I've been hemming and hawing all week about whether I would return to my postnatal yoga class this week. My initial fee covered eight classes over 11 weeks, and now that those are used up, I have the option to continue for another four classes over six weeks before my instructor packs it up for the summer. (At right, M'hijo practices his reclining frog pose)
I have another 45 minutes to decide, but I'm 95% positive I won't be returning. Which is not to say that I didn't love the class. It was, in many ways, the best yoga class I've taken. But I think it's outlived it's usefulness for me. At least, it's not so useful that I'm willing to give up most of my Tuesdays and ten bucks a shot for it.
If you've never been to a postnatal yoga class, it can be a shock. Imagine 20 postpartum women in a room, all bursting with chatter about their new experiences, many red-eyed from lack of sleep, but jittery from nonlack of coffee, most aching in at least three parts of their bodies. Now picture their 20 babies with them, ranging in age from two weeks to eight months, some sitting up, playing with their toys and shrieking with laughter, others lying down and shrieking with hunger and rage. Now picture about a hundred pounds of baby paraphrenalia (diaper bags, soothers, toys, blankets, stuffed animals, rattles) spread all over. Now picture forty huge-with-milk breasts flashing about at all times. Put it all together, add the calmest and most serene yoga instructor in the universe, and you've got my postnatal yoga class. It can be a crazy environment to try to find some peace, but somehow it works.

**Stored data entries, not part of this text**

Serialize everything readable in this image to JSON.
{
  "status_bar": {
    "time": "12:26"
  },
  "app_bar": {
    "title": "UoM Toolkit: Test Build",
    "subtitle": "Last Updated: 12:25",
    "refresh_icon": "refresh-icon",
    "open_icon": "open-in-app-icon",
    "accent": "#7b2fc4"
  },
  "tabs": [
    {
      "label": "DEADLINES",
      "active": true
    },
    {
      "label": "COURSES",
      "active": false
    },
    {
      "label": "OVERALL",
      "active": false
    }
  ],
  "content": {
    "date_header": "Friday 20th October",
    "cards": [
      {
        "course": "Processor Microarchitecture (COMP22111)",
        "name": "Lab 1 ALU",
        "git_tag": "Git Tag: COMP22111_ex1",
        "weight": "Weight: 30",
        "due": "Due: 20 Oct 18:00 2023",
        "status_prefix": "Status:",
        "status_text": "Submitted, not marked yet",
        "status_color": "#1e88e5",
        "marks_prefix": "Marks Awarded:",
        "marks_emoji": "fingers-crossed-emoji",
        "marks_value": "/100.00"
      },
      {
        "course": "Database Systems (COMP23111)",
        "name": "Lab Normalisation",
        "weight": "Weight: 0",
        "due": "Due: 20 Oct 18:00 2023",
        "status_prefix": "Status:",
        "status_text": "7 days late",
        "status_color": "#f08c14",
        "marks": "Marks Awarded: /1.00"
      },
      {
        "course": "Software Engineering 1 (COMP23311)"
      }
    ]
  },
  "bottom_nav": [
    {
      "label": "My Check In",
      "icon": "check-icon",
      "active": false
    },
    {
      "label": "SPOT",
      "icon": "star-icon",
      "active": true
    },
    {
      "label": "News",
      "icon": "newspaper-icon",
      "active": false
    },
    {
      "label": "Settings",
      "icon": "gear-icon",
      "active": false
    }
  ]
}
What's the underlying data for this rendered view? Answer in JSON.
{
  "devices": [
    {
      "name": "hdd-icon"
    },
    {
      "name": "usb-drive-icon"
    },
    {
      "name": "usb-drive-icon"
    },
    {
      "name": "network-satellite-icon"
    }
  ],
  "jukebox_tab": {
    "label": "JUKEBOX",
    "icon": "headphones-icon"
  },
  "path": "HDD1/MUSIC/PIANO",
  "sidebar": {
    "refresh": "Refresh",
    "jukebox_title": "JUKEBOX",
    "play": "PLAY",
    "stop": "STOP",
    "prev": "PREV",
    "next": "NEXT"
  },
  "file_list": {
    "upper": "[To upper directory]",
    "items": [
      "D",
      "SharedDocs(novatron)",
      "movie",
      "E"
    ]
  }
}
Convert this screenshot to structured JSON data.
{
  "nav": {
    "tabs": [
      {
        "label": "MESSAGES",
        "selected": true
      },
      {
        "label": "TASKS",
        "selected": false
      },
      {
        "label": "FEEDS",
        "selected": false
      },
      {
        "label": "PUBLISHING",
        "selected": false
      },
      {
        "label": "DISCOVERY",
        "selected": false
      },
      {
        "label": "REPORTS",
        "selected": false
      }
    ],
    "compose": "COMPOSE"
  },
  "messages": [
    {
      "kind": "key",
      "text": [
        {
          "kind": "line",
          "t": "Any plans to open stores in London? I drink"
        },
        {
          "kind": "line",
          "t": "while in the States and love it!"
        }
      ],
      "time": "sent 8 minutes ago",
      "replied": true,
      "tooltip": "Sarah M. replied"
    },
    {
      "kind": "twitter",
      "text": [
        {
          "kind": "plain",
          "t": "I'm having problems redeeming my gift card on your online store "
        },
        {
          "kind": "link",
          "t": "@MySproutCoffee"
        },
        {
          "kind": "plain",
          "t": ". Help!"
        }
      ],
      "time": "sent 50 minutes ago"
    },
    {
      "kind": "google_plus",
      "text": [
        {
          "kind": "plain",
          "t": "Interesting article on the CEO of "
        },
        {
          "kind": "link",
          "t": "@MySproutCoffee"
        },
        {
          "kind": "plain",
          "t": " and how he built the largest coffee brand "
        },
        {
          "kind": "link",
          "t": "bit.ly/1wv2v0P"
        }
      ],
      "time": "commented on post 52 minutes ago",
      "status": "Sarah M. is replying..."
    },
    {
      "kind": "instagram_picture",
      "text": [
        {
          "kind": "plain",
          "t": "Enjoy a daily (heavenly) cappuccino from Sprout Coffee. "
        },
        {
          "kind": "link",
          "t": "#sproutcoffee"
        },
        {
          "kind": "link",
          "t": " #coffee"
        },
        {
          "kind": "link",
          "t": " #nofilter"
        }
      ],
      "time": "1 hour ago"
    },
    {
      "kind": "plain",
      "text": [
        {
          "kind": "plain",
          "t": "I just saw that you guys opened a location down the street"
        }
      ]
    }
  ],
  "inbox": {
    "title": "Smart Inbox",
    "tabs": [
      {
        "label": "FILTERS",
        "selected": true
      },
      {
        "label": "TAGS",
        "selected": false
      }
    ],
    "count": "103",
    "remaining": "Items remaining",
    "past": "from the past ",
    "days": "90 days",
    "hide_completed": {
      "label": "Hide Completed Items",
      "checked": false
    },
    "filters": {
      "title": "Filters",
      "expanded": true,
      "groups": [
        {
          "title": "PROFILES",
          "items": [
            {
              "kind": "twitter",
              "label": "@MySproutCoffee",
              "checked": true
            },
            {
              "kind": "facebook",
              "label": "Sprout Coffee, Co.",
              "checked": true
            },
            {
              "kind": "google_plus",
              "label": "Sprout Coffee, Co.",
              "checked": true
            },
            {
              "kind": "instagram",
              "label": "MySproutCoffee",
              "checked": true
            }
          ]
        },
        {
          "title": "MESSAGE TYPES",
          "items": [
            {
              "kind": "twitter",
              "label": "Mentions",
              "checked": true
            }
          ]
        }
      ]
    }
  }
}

I've been practicing yoga, on and off, for about ten years, and I really like the mind-body connection stuff. But the really key part of this class for me was completely physical. The poses and exercises we did were specifically geared toward the needs of a woman who has been pregnant for nine months, has laboured and given birth, and, perhaps most importantly, is now spending all her time carrying around a very heavy, sometimes squirming sack of sugar, and not always lifting with her legs. I've had sore hip joints since last summer, and a sore back since February, and Tuesdays were the only days these pains went away, because of yoga.
But now, those aches and pains have abated somewhat, and I'm stretching at Tae-Kwon Do, which is helping, and mostly it's just really sunny out and I would rather plant my new hostas and weed and cut the grass than pack up M'hijo and ride the bus for 15 minutes then walk for another 15 to get to the yoga studio.
Yoga classes usually end with savasana, and relaxation, and sometimes a reading or a meditation. Helga, my postnatal instructor, recognizes that new moms have neither the focussing power, nor the inclination, to listen to a long reading. So she keeps it short and sweet. My favourite one is something even the most frazzled and fatigued mama can grasp: "Life, for all its imperfections, is good."